Entropy, Pressure and Duality for Gibbs plans in Ergodic Transport

Let $X$ be a finite set and $\Omega=\{1,...,d\}^{\mathbb{N}}$ be the Bernoulli space. Denote by $\sigma$ the shift map acting on $\Omega$. For a fixed probability $\mu$ on $X$ with supp($\mu$)$=X$, define $\Pi(\mu,\sigma)$ as the set of all Borel probabilities $\pi \in P(X\times \Omega)$ such that the $x$-marginal of $\pi$ is $\mu $ and the $y$-marginal of $\pi$ is $\sigma$-invariant. We consider a fixed Lipschitz cost function $c: X \times \Omega \to \mathbb{R}$ and an associated Ruelle operator. We introduce the concept of Gibbs plan, which is a probability on $X \times \Omega$. Moreover, we define entropy, pressure and equilibrium plans. The study of equilibrium plans can be seen as a generalization of the optimal cost problem where the concept of entropy is introduced.
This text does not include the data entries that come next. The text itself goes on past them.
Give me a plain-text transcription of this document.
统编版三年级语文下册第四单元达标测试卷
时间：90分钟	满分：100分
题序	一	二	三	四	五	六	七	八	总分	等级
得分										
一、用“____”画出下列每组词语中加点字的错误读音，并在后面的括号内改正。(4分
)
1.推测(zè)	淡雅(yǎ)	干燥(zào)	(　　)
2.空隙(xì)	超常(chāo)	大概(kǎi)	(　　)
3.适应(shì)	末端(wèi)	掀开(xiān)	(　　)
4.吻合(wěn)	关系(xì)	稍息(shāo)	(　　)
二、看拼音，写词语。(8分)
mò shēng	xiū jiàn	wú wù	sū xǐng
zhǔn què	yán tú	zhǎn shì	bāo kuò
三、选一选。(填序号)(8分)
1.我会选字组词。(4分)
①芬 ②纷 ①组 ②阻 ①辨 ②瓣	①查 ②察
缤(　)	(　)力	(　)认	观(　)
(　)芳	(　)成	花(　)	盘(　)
We show that an equilibrium plan is a Gibbs plan. Our main result is a Kantorovich duality Theorem on this setting. The pressure plays an important role in the establishment of the notion of admissible pair. Finally, given a parameter $\beta$, which plays the role of the inverse of temperature, we consider equilibrium plans for $\beta c$ and its limit $\pi_\infty$, when $\beta \to \infty$, which is also known as ground state. We compare this with other previous results on Ergodic Transport in temperature zero.